Was hier tödlich endet, ist Simone de Beauvoirs erster Roman, „Sie kam und blieb“ (Originaltitel: L’Invitée), erschienen im Jahr 1943. Darin erzählt die Autorin von einer Dreiecksbeziehung – einer Ménage à trois im Paris der Dreißigerjahre. Die Schriftstellerin Françoise und der Regisseur Pierre genießen ihr Künstlerdasein zwischen Bars und Theaterpremieren. Das Paar lebt eine offene Beziehung und ist glücklich damit. Eines Tages aber taucht Xavière auf: eine 19-Jährige aus der Provinz, die sich ziellos durchs Leben treiben lässt. Anfangs sind Françoise und Pierre fasziniert von diesem unberechenbaren und melancholischen Wesen. Sie unterstützen Xavière finanziell und lassen sich von ihr zu einem neuen Blick auf ihre Beziehung inspirieren. Das bringt Pierre auf eine Idee: Wie wäre es mit einer Beziehung zu dritt? Françoise ist einverstanden. Doch schon bald findet sie Xavières Anwesenheit nicht mehr anregend, sondern bedrohlich. Zumal Xavière ein Auge auf einen talentierten Nachwuchsschauspieler geworfen hat, in den Françoise bereits verliebt ist. Mit der Zeit verliert auch Pierre das Interesse an der launischen Xavière. Doch als er versucht, sich von ihr zu lösen, kann oder will sie das nicht akzeptieren. Françoise und Pierre müssen erkennen, dass sie die Kontrolle über die junge Frau verloren haben. Wenn sie die überhaupt jemals hatten … Schließlich folgt Françoise einer spontanen Eingebung: Während Xavière schläft, dreht sie den Gashahn auf.

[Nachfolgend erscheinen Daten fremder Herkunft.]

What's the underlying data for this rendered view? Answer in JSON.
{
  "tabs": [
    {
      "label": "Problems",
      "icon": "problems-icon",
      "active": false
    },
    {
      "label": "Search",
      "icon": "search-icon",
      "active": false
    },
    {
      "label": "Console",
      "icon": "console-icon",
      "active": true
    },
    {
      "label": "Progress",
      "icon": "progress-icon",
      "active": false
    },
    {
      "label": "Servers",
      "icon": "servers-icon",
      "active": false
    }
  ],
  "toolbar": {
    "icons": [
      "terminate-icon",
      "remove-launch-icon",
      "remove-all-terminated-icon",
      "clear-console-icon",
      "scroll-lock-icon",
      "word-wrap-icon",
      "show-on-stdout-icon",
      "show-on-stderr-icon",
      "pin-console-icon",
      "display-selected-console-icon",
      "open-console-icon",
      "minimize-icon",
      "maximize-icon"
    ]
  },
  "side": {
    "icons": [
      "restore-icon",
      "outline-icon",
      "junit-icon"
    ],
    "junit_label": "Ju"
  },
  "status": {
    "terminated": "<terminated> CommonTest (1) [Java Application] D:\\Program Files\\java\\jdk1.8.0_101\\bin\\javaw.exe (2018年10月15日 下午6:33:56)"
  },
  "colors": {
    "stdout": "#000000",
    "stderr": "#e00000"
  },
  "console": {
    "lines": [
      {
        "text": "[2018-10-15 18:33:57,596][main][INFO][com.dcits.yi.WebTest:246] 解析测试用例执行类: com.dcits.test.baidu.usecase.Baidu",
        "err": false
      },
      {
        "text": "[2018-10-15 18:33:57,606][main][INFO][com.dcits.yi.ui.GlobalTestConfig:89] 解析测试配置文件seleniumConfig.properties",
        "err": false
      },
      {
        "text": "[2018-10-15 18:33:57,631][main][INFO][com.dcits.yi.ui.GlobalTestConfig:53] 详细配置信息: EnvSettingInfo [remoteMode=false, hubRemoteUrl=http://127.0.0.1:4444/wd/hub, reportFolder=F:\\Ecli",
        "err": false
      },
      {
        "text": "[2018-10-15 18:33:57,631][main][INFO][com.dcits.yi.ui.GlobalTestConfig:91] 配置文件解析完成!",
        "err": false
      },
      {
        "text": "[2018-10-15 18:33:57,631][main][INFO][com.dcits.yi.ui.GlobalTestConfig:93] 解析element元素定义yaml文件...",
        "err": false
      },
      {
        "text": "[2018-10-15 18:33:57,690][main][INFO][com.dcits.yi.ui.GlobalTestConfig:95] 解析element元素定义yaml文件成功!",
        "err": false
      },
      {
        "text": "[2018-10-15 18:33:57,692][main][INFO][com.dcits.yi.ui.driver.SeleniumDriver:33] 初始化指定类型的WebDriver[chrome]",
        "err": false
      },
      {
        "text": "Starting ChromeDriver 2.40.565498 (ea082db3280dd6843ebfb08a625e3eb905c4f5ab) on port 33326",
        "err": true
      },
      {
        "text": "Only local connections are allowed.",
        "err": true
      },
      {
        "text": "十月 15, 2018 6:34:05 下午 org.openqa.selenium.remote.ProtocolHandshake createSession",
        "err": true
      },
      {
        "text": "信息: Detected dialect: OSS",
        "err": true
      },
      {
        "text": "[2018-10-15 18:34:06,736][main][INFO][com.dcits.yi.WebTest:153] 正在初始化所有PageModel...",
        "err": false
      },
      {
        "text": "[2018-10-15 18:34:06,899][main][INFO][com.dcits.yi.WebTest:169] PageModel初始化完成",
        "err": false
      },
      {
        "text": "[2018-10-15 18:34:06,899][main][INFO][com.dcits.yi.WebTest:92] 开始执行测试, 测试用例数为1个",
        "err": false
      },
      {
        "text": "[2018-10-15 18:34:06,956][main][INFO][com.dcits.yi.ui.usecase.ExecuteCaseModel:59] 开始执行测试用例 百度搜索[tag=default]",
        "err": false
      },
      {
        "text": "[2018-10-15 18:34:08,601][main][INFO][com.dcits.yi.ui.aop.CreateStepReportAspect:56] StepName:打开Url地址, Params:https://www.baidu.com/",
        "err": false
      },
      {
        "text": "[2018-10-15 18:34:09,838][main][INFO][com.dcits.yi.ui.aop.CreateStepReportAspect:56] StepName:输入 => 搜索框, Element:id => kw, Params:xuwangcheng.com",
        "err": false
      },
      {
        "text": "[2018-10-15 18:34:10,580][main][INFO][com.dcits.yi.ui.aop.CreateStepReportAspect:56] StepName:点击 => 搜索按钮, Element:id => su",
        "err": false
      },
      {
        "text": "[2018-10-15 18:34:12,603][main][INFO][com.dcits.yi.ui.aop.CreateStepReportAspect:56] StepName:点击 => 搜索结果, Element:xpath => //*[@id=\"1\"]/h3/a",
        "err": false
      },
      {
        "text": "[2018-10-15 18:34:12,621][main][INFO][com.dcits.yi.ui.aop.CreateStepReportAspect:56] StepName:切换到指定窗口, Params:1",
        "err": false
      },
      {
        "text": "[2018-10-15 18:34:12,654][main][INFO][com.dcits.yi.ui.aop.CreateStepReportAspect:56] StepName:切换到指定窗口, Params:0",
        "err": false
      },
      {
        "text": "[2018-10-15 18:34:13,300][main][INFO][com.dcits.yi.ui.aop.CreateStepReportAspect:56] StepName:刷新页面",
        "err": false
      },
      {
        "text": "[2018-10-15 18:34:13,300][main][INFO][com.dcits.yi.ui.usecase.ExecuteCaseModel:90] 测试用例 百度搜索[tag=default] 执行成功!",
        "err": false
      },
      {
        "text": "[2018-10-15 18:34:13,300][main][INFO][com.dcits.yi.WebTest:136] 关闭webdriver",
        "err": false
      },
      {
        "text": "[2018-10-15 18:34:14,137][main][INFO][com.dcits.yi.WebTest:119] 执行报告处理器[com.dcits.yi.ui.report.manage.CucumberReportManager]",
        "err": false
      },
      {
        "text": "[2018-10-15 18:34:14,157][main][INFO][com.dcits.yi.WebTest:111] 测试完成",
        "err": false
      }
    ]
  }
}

Kapitel 3: Dem Bewusstsein auf der Spur

In „Sie kam und blieb“ geht es aber nicht nur um den Mord an der Nebenbuhlerin, sondern auch um freie Liebe und Eifersucht, vor allem aber um philosophische Fragen. Denn die französische Autorin Simone de Beauvoir ist eine der Hauptvertreterinnen des Existenzialismus. Diese philosophische Strömung geht davon aus, dass es keine vorgegebene menschliche Natur gibt. Der Mensch ist demnach nicht etwa von Geburt an gut oder böse; er kommt weder besonders lasterhaft noch überaus vernünftig zur Welt. Nein, am Anfang des Menschen stehe die bloße Existenz. Er werde völlig frei und unbelastet geboren und definiere sich erst durch sein Handeln. Er sei also das, wozu er sich aus freien Stücken entwickle.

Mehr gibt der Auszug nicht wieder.